Dosyaya göre, yerel mahkemenin, sanığı sorguya çektikten, müşteki ve tanıkları dinledikten ve tüm delilleri topladıktan sonra, yargılama koşulunu aramadan beraata karar verdiği, Özel Dairenin ise idare kurulundan lüzumu muhakeme kararı alınmamasının sonuca etkili olmayacağı gerekçesiyle katılanın temyiz itirazlarının reddiyle yerel mahkeme hükmünü onadığı anlaşılmaktadır.
CMUK’un 253/son maddesinin “derhal beraat kararı verilebilecek hallerde dur veya düşünme kararı verilemez” hükmüne, yargılamayı ulaştığı aşamada geriye götürmenin, gerek usul hukuku açısından, gerekse beraat eden sanık yönünden bir yararı ya da gereği bulunmamasına göre, beraate ilişkin mahkeme hükmünü onayan Özel Daire kararı yerinde görülmekle C. Başsavcılığının itirazının reddine, karar verilmiştir.
Yargıtay 6. Ceza Dairesi, 5.12.2022, 13384/16892
CMK 223/9’da yer alan “derhal beraat kararı verilebilecek hallerde durma, düşme veya ceza verilmesine yer olmadığı kararı verilemez” hükmünden anlaşılan, yargılamanın geldiği aşama itibariyle ilave bir delil toplanmasına ya da araştırma yapılmasına gerek olmadan beraat kararı verilebilecek olmasıdır.

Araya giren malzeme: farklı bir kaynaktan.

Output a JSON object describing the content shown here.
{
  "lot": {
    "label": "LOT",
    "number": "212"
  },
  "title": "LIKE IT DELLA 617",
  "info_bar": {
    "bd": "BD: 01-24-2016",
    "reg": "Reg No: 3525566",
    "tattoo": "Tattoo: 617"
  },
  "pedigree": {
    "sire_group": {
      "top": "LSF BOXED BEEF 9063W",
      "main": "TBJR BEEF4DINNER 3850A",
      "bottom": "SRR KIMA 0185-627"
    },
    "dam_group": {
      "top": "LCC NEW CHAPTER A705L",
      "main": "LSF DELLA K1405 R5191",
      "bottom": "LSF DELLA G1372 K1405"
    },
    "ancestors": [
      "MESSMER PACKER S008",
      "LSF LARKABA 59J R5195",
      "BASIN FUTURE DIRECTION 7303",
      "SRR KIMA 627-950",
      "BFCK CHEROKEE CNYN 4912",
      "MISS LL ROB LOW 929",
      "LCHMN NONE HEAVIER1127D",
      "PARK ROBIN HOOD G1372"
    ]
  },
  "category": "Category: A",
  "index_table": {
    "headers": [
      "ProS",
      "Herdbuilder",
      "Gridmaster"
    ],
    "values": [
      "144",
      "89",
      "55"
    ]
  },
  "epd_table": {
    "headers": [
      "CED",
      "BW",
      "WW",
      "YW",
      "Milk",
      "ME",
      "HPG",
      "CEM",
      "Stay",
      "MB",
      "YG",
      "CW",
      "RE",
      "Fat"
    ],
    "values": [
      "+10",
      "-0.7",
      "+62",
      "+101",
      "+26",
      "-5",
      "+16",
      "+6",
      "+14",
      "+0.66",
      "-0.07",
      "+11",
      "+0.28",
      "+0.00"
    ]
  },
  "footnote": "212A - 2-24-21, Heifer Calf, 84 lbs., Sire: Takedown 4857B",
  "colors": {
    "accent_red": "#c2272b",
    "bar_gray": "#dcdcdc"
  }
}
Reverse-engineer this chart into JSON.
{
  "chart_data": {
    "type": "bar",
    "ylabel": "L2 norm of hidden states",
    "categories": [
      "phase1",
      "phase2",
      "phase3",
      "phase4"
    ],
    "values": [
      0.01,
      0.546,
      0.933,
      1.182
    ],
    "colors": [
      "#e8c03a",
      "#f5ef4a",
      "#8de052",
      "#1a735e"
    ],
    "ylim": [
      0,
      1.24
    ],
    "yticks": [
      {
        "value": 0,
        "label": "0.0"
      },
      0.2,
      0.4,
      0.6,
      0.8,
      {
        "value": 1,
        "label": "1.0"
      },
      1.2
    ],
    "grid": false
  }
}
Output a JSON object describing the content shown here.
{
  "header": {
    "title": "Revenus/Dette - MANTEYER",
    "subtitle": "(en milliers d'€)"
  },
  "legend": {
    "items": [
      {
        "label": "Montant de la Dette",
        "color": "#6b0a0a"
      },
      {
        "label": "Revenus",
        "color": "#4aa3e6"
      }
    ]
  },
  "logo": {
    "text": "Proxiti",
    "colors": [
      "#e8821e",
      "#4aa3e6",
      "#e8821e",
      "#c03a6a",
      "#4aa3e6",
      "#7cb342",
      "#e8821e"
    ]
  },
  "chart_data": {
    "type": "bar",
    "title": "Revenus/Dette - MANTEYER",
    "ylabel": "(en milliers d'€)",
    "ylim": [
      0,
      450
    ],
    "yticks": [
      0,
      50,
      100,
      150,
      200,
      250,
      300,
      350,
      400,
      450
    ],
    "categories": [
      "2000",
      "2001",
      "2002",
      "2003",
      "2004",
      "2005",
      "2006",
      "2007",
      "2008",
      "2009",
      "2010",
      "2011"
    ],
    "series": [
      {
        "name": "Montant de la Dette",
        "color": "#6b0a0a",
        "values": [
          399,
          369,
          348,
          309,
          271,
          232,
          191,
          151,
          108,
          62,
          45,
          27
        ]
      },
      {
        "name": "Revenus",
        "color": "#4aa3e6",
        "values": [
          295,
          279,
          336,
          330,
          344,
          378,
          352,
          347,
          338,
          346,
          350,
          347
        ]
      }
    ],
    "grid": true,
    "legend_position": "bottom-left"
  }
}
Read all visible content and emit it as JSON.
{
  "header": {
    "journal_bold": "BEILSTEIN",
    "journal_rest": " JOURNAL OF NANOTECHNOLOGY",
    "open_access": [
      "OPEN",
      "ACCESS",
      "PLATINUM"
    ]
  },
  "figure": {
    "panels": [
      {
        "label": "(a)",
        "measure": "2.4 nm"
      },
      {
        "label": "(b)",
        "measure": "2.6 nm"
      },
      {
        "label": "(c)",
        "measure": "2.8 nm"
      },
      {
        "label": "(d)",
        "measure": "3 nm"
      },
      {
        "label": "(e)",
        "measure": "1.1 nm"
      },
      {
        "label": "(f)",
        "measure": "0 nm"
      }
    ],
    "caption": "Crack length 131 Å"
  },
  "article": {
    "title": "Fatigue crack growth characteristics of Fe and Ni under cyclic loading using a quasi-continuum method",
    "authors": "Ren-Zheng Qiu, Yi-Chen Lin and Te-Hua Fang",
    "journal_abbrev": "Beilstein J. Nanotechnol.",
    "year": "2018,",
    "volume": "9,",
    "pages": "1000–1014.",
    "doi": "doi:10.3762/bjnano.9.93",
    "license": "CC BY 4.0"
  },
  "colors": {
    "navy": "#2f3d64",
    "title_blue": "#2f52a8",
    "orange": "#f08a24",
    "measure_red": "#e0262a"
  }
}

Böylece artık örneğin zamanaşımı dolduğundan bahisle düşme değil, beraat kararı verilmelidir. Somut olayda da, temyiz incelemesine kadar zamanaşımının dolduğu anlaşılmakta ise de, sanığın lekelenmeme hakkı yönünden kararı bozup düşme kararı vermek yerine, usul ve yasaya uygun beraat kararının onanmasına karar verilmiştir.